Exhibition Celebrates Keith Vaughan Centenary

Keith Vaughan

AN EXHIBITION OF FIFTY OILS, GOUACHES & DRAWINGS TO CELEBRATE THE CENTENARY OF THE BIRTH OF THIS IMPORTANT BRITISH FIGURATIVE ARTIST IS BEING MOUNTED AT AGNEW’S IN LONDON.

In this Olympic year of blockbuster exhibitions Agnew’s are delighted to announce a retrospective of the ‘strangely heroic’ Briton, Keith Vaughan. The show will be the first commercial exhibition to celebrate the centenary of the artist’s birth, and coincides with a major show at Pallant House, Chichester. This exhibition of fifty oils, gouaches and drawings will surely cement Vaughan’s place as one of the most significant British artists of the twentieth century.

Charting Vaughan’s career in its entirety, the exhibition comprises some exceptional early works from his time as conscientious objector in the Pioneer Corps, including a wonderfully sensitive and intimate drawing of a young soldier in hard thought. By contrast, his later works are startlingly abstract in style as he pushes the boundaries of figuration in works such as Little Winter Sports (1960) and Winter Landscape (1975), proving the effect Abstract Expressionism and Minimalism had on him.

The core of the exhibition deals with the two great themes that occupied Vaughan throughout his life: firstly, and famously, the male body; and secondly, and oft neglected, landscape. The show includes examples of Vaughan’s celebrated bathers’ scenes: idyllic portrayals of classical masculine beauty against Arcadian backdrops with a Modernist revision, inspired by Cezanne’s Les Grandes Baigneuses. A counterpoint to these utopian visions of the male body in the landscape are provided by his aggressively sexual private sketches after Rimbaud’s poetry, where masses of bodies overlap and interlock.

Vaughan’s lifelong concern – composition and structure – is best demonstrated by the two star pieces of the show. Man Gathering Fruit (1948), with its vibrant colour and highly graphic rendering of figure and space, exemplifies Vaughan’s skill as a draughtsman and signals his  leaning toward the European Modernist traditions of Cezanne, Picasso and Matisse. This is further developed in the monumental study for the central mural Theseus, made for the Dome of Discovery at the 1951 Festival of Britain, kindly lent by The Lightbox.

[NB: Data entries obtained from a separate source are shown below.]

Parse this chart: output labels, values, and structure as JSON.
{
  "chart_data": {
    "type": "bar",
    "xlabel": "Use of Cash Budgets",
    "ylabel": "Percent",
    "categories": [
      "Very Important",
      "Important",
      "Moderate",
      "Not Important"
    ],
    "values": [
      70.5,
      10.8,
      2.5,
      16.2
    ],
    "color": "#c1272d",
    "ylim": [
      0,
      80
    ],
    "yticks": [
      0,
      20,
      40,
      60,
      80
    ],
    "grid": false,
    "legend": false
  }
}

Agnew’s have developed a considerable reputation as one of the leading dealers of Keith Vaughan’s works. Having taken over the artist’s estate from Waddington’s in 1985, in 1990 Agnew’s held the first major exhibition of Vaughan’s work since his retrospective at Whitechapel Gallery in 1962, which coincided with the publication of Malcolm Yorke’s seminal monograph on the artist. 2012, which marks the centenary of the artist’s birth, is also the occasion for the Queen’s Jubilee and the London Olympics – an exciting backdrop for Agnew’s to showcase the work of one of Britain’s leading Modernist painters. Teaming up with Malcolm Yorke once again, the gallery has produced an outstanding catalogue to accompany the show.